Angels center fielder Mike Trout was among those who began the exodus from the field as the bees entered the playing field from right-center field, he and the other outfielders gathering in the outfield grass away from the swarm. Within minutes, the swarm had moved toward home plate, sending players and fans scattering. But once the swarm settled on a landing spot, the situation settled down and play began.
"We thought they were just going to leave, but they all got in a big grouping on the net and the microphone," Shoemaker said. "Once [the umpires] said, 'Hey, we're ready to go,' you've got to get ready."
Then, in the middle of the fourth inning, beekeeper Wil Godwin of City West Pest Control of Tempe was called in to resolve the issue, later explaining that the bees settled on the microphone after getting worn out by the long flight from the outfield.
"They basically probably got tired and went there to chill," Godwin said. "And then typically, they send out a few scouts to go search for another place while the rest of them stick around and protect the queen bee."
Dressed in full beekeeper garb, Godwin sprayed the settled swarm with pesticide and wound up sweeping up the remains into an orange bucket. That delay lasted a little less than 10 minutes.
"The problem is there could be someone out there who is allergic [to bee stings], and then you have a big issue," Godwin said.
Royals manager Ned Yost thought a different approach would have been better, since they were just honeybees.
"You just smoke 'em, vacuum them up, and then release them somewhere else," said Yost.

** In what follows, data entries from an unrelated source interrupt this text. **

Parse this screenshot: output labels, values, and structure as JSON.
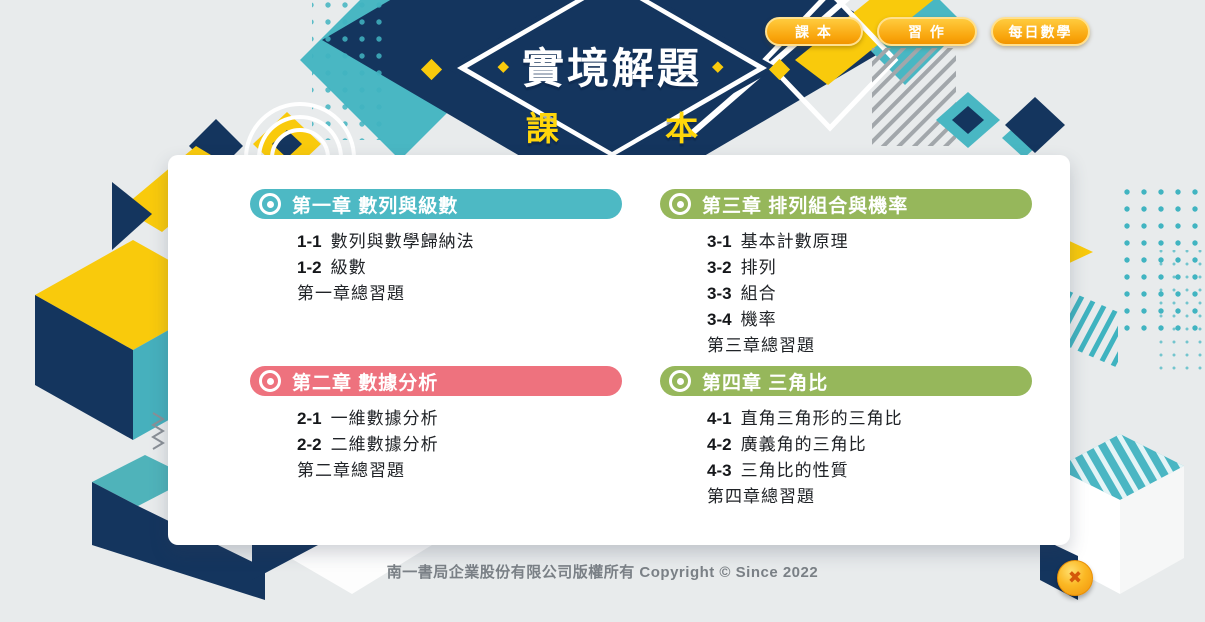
{
  "logo": {
    "title": "實境解題",
    "subtitle": "課  本",
    "accent_glyph": "◆"
  },
  "nav": {
    "buttons": [
      {
        "label": "課 本"
      },
      {
        "label": "習 作"
      },
      {
        "label": "每日數學"
      }
    ]
  },
  "chapters": [
    {
      "title": "第一章 數列與級數",
      "color": "#4db9c4",
      "items": [
        {
          "num": "1-1",
          "title": "數列與數學歸納法"
        },
        {
          "num": "1-2",
          "title": "級數"
        },
        {
          "num": "",
          "title": "第一章總習題"
        }
      ]
    },
    {
      "title": "第二章 數據分析",
      "color": "#ee727e",
      "items": [
        {
          "num": "2-1",
          "title": "一維數據分析"
        },
        {
          "num": "2-2",
          "title": "二維數據分析"
        },
        {
          "num": "",
          "title": "第二章總習題"
        }
      ]
    },
    {
      "title": "第三章 排列組合與機率",
      "color": "#96b75b",
      "items": [
        {
          "num": "3-1",
          "title": "基本計數原理"
        },
        {
          "num": "3-2",
          "title": "排列"
        },
        {
          "num": "3-3",
          "title": "組合"
        },
        {
          "num": "3-4",
          "title": "機率"
        },
        {
          "num": "",
          "title": "第三章總習題"
        }
      ]
    },
    {
      "title": "第四章 三角比",
      "color": "#96b75b",
      "items": [
        {
          "num": "4-1",
          "title": "直角三角形的三角比"
        },
        {
          "num": "4-2",
          "title": "廣義角的三角比"
        },
        {
          "num": "4-3",
          "title": "三角比的性質"
        },
        {
          "num": "",
          "title": "第四章總習題"
        }
      ]
    }
  ],
  "footer": {
    "copyright": "南一書局企業股份有限公司版權所有 Copyright © Since 2022"
  },
  "close_button": {
    "glyph": "✖"
  },
  "colors": {
    "navy": "#14355e",
    "yellow": "#f9ca0c",
    "teal": "#49b7c3",
    "background": "#e8ebec",
    "button_top": "#ffcb3e",
    "button_bottom": "#f29400"
  }
}
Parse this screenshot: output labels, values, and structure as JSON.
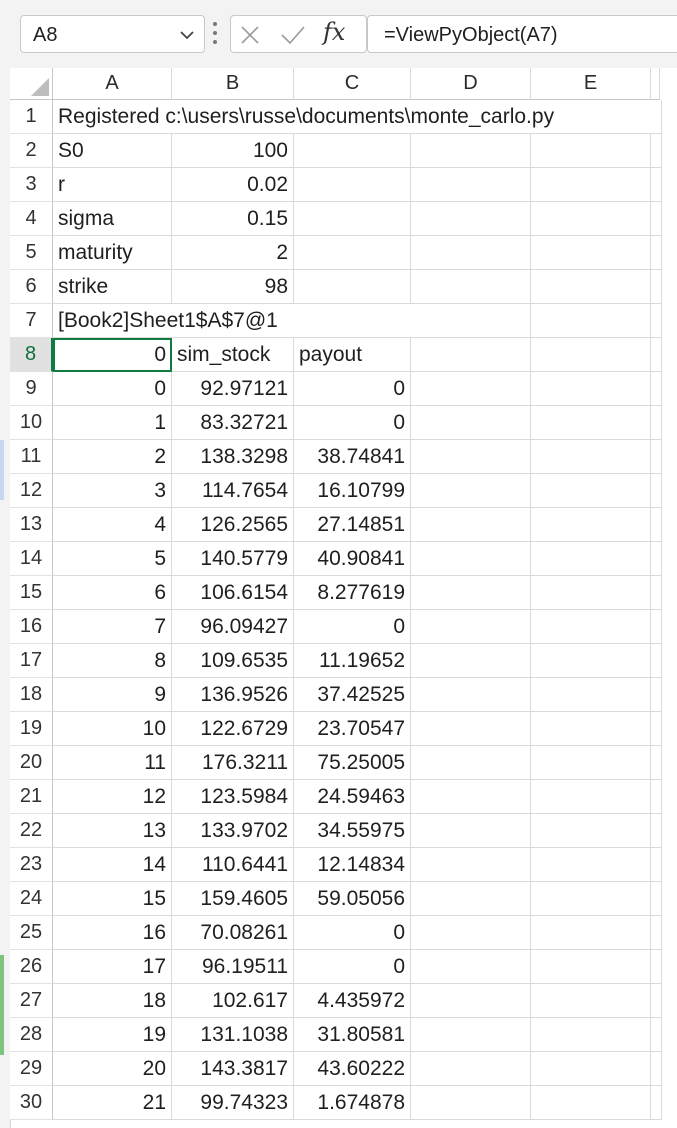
{
  "formula_bar": {
    "name_box": "A8",
    "fx_label": "fx",
    "formula": "=ViewPyObject(A7)"
  },
  "columns": [
    "A",
    "B",
    "C",
    "D",
    "E"
  ],
  "rows": [
    {
      "n": "1",
      "a": "Registered c:\\users\\russe\\documents\\monte_carlo.py",
      "b": "",
      "c": ""
    },
    {
      "n": "2",
      "a": "S0",
      "b": "100",
      "c": ""
    },
    {
      "n": "3",
      "a": "r",
      "b": "0.02",
      "c": ""
    },
    {
      "n": "4",
      "a": "sigma",
      "b": "0.15",
      "c": ""
    },
    {
      "n": "5",
      "a": "maturity",
      "b": "2",
      "c": ""
    },
    {
      "n": "6",
      "a": "strike",
      "b": "98",
      "c": ""
    },
    {
      "n": "7",
      "a": "[Book2]Sheet1$A$7@1",
      "b": "",
      "c": ""
    },
    {
      "n": "8",
      "a": "0",
      "b": "sim_stock",
      "c": "payout"
    },
    {
      "n": "9",
      "a": "0",
      "b": "92.97121",
      "c": "0"
    },
    {
      "n": "10",
      "a": "1",
      "b": "83.32721",
      "c": "0"
    },
    {
      "n": "11",
      "a": "2",
      "b": "138.3298",
      "c": "38.74841"
    },
    {
      "n": "12",
      "a": "3",
      "b": "114.7654",
      "c": "16.10799"
    },
    {
      "n": "13",
      "a": "4",
      "b": "126.2565",
      "c": "27.14851"
    },
    {
      "n": "14",
      "a": "5",
      "b": "140.5779",
      "c": "40.90841"
    },
    {
      "n": "15",
      "a": "6",
      "b": "106.6154",
      "c": "8.277619"
    },
    {
      "n": "16",
      "a": "7",
      "b": "96.09427",
      "c": "0"
    },
    {
      "n": "17",
      "a": "8",
      "b": "109.6535",
      "c": "11.19652"
    },
    {
      "n": "18",
      "a": "9",
      "b": "136.9526",
      "c": "37.42525"
    },
    {
      "n": "19",
      "a": "10",
      "b": "122.6729",
      "c": "23.70547"
    },
    {
      "n": "20",
      "a": "11",
      "b": "176.3211",
      "c": "75.25005"
    },
    {
      "n": "21",
      "a": "12",
      "b": "123.5984",
      "c": "24.59463"
    },
    {
      "n": "22",
      "a": "13",
      "b": "133.9702",
      "c": "34.55975"
    },
    {
      "n": "23",
      "a": "14",
      "b": "110.6441",
      "c": "12.14834"
    },
    {
      "n": "24",
      "a": "15",
      "b": "159.4605",
      "c": "59.05056"
    },
    {
      "n": "25",
      "a": "16",
      "b": "70.08261",
      "c": "0"
    },
    {
      "n": "26",
      "a": "17",
      "b": "96.19511",
      "c": "0"
    },
    {
      "n": "27",
      "a": "18",
      "b": "102.617",
      "c": "4.435972"
    },
    {
      "n": "28",
      "a": "19",
      "b": "131.1038",
      "c": "31.80581"
    },
    {
      "n": "29",
      "a": "20",
      "b": "143.3817",
      "c": "43.60222"
    },
    {
      "n": "30",
      "a": "21",
      "b": "99.74323",
      "c": "1.674878"
    }
  ],
  "colors": {
    "selection": "#107c41",
    "gridline": "#dadada"
  }
}
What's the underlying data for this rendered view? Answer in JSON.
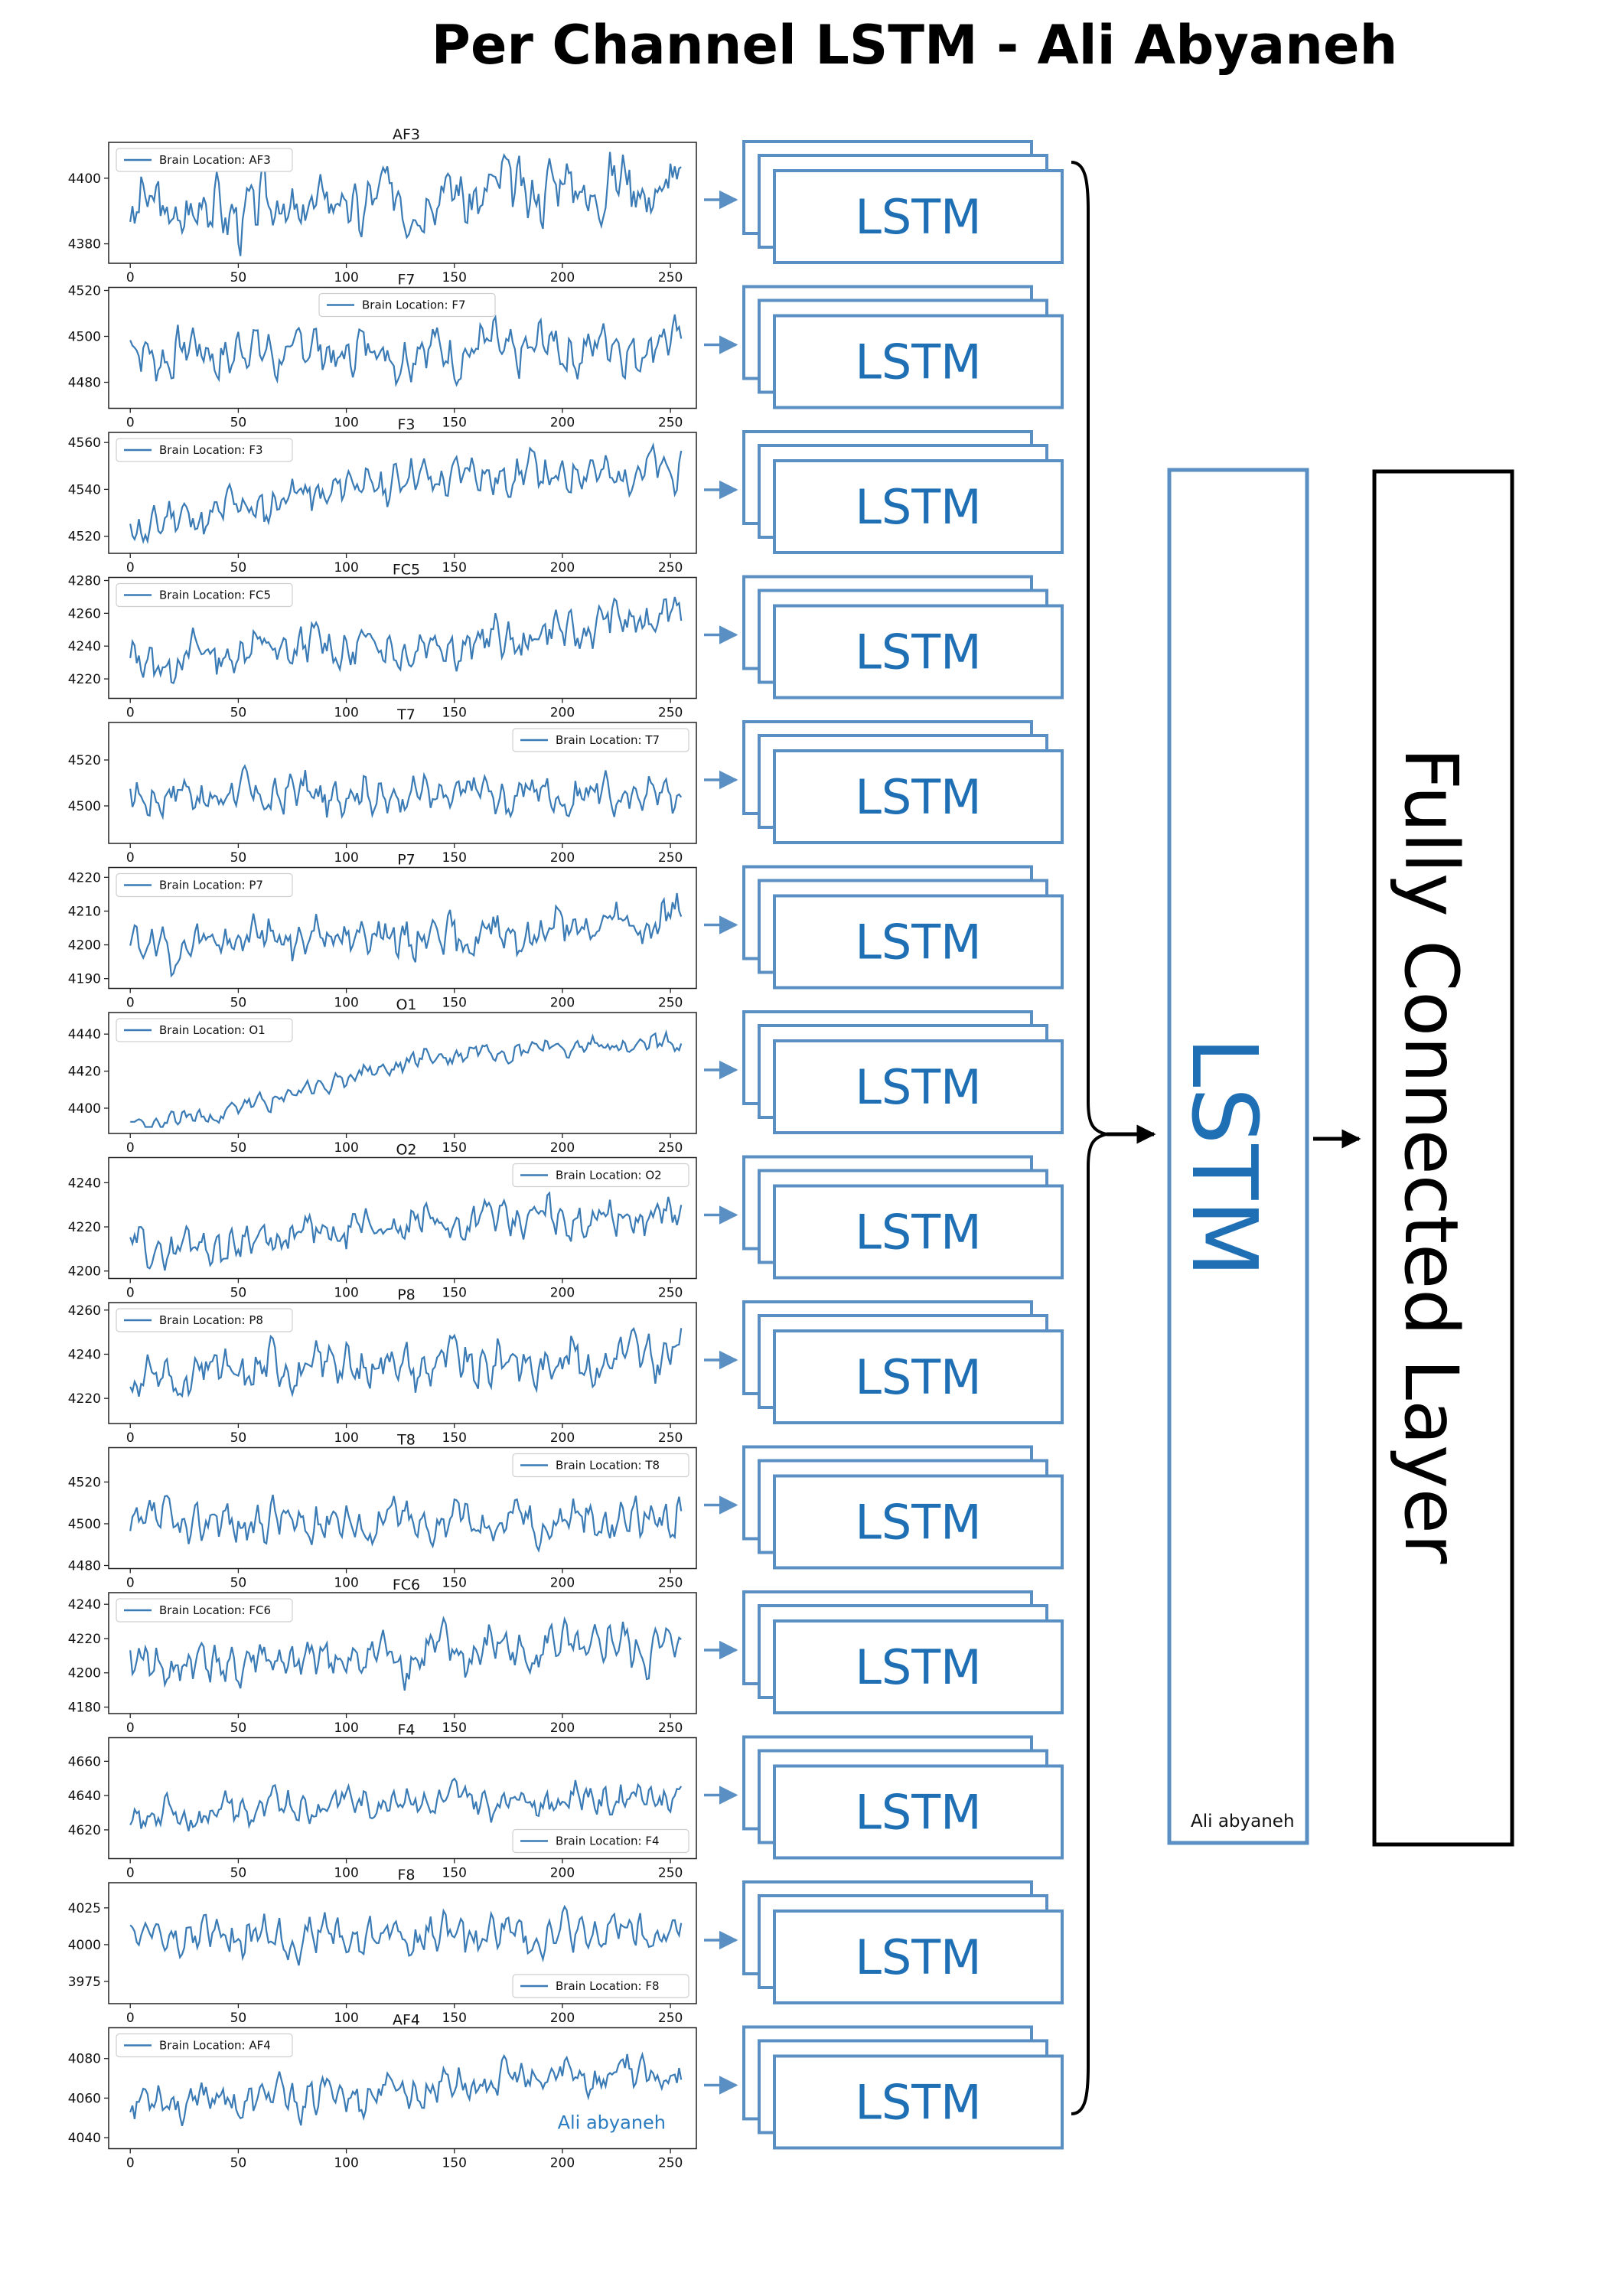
{
  "title": "Per Channel LSTM - Ali Abyaneh",
  "x_ticks": [
    "0",
    "50",
    "100",
    "150",
    "200",
    "250"
  ],
  "channels": [
    {
      "name": "AF3",
      "legend": "Brain Location: AF3",
      "legend_pos": "top-left",
      "y_ticks": [
        "4400",
        "4380"
      ],
      "y_range": [
        4375,
        4410
      ],
      "y_ticks_values": [
        4400,
        4380
      ],
      "base": 4390,
      "amp": 9,
      "drift": 8,
      "seed": 3
    },
    {
      "name": "F7",
      "legend": "Brain Location: F7",
      "legend_pos": "top-center",
      "y_ticks": [
        "4520",
        "4500",
        "4480"
      ],
      "y_range": [
        4470,
        4520
      ],
      "y_ticks_values": [
        4520,
        4500,
        4480
      ],
      "base": 4492,
      "amp": 10,
      "drift": 4,
      "seed": 7
    },
    {
      "name": "F3",
      "legend": "Brain Location: F3",
      "legend_pos": "top-left",
      "y_ticks": [
        "4560",
        "4540",
        "4520"
      ],
      "y_range": [
        4514,
        4563
      ],
      "y_ticks_values": [
        4560,
        4540,
        4520
      ],
      "base": 4528,
      "amp": 8,
      "drift": 25,
      "seed": 11
    },
    {
      "name": "FC5",
      "legend": "Brain Location: FC5",
      "legend_pos": "top-left",
      "y_ticks": [
        "4280",
        "4260",
        "4240",
        "4220"
      ],
      "y_range": [
        4210,
        4280
      ],
      "y_ticks_values": [
        4280,
        4260,
        4240,
        4220
      ],
      "base": 4225,
      "amp": 12,
      "drift": 35,
      "seed": 13
    },
    {
      "name": "T7",
      "legend": "Brain Location: T7",
      "legend_pos": "top-right",
      "y_ticks": [
        "4520",
        "4500"
      ],
      "y_range": [
        4485,
        4535
      ],
      "y_ticks_values": [
        4520,
        4500
      ],
      "base": 4505,
      "amp": 8,
      "drift": 0,
      "seed": 17
    },
    {
      "name": "P7",
      "legend": "Brain Location: P7",
      "legend_pos": "top-left",
      "y_ticks": [
        "4220",
        "4210",
        "4200",
        "4190"
      ],
      "y_range": [
        4188,
        4222
      ],
      "y_ticks_values": [
        4220,
        4210,
        4200,
        4190
      ],
      "base": 4198,
      "amp": 6,
      "drift": 10,
      "seed": 19
    },
    {
      "name": "O1",
      "legend": "Brain Location: O1",
      "legend_pos": "top-left",
      "y_ticks": [
        "4440",
        "4420",
        "4400"
      ],
      "y_range": [
        4388,
        4450
      ],
      "y_ticks_values": [
        4440,
        4420,
        4400
      ],
      "base": 4396,
      "amp": 5,
      "drift": 45,
      "seed": 23
    },
    {
      "name": "O2",
      "legend": "Brain Location: O2",
      "legend_pos": "top-right",
      "y_ticks": [
        "4240",
        "4220",
        "4200"
      ],
      "y_range": [
        4198,
        4250
      ],
      "y_ticks_values": [
        4240,
        4220,
        4200
      ],
      "base": 4212,
      "amp": 8,
      "drift": 14,
      "seed": 29
    },
    {
      "name": "P8",
      "legend": "Brain Location: P8",
      "legend_pos": "top-left",
      "y_ticks": [
        "4260",
        "4240",
        "4220"
      ],
      "y_range": [
        4210,
        4262
      ],
      "y_ticks_values": [
        4260,
        4240,
        4220
      ],
      "base": 4228,
      "amp": 10,
      "drift": 14,
      "seed": 31
    },
    {
      "name": "T8",
      "legend": "Brain Location: T8",
      "legend_pos": "top-right",
      "y_ticks": [
        "4520",
        "4500",
        "4480"
      ],
      "y_range": [
        4480,
        4535
      ],
      "y_ticks_values": [
        4520,
        4500,
        4480
      ],
      "base": 4500,
      "amp": 10,
      "drift": 2,
      "seed": 37
    },
    {
      "name": "FC6",
      "legend": "Brain Location: FC6",
      "legend_pos": "top-left",
      "y_ticks": [
        "4240",
        "4220",
        "4200",
        "4180"
      ],
      "y_range": [
        4178,
        4245
      ],
      "y_ticks_values": [
        4240,
        4220,
        4200,
        4180
      ],
      "base": 4205,
      "amp": 13,
      "drift": 10,
      "seed": 41
    },
    {
      "name": "F4",
      "legend": "Brain Location: F4",
      "legend_pos": "bottom-right",
      "y_ticks": [
        "4660",
        "4640",
        "4620"
      ],
      "y_range": [
        4605,
        4672
      ],
      "y_ticks_values": [
        4660,
        4640,
        4620
      ],
      "base": 4628,
      "amp": 9,
      "drift": 15,
      "seed": 43
    },
    {
      "name": "F8",
      "legend": "Brain Location: F8",
      "legend_pos": "bottom-right",
      "y_ticks": [
        "4025",
        "4000",
        "3975"
      ],
      "y_range": [
        3962,
        4040
      ],
      "y_ticks_values": [
        4025,
        4000,
        3975
      ],
      "base": 4005,
      "amp": 13,
      "drift": 3,
      "seed": 47
    },
    {
      "name": "AF4",
      "legend": "Brain Location: AF4",
      "legend_pos": "top-left",
      "y_ticks": [
        "4080",
        "4060",
        "4040"
      ],
      "y_range": [
        4036,
        4094
      ],
      "y_ticks_values": [
        4080,
        4060,
        4040
      ],
      "base": 4058,
      "amp": 9,
      "drift": 14,
      "seed": 53
    }
  ],
  "plot_watermark": "Ali abyaneh",
  "lstm_label": "LSTM",
  "main_lstm": {
    "label": "LSTM",
    "credit": "Ali abyaneh"
  },
  "fc_layer_label": "Fully Connected Layer",
  "colors": {
    "signal": "#3b7bb5",
    "box_border": "#5a8fc4",
    "lstm_text": "#1f6fb5",
    "arrow": "#5a8fc4"
  }
}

This wasn't the first time a swarm of bees has interrupted a Spring Training game in Tempe, and the Angels also endured a bee situation in a regular-season game two years ago.
"We've had them before in the bullpen area, but we've never had them migrating," said Angels manager Mike Scioscia. "We were trying to find anyone with some experience with bee migrations, but none of us did. You have to find a way to play the game without distractions, and if these bees stayed in the middle of the field, it would have been impossible to play."
Godwin said it's not surprising the swarm descended on a game this time of year in Arizona.
"It's a pretty common occurrence in the spring here," Godwin said. "The bees are basically looking for water and food, just like everything else. A ballfield is pretty moist, so it attracts them."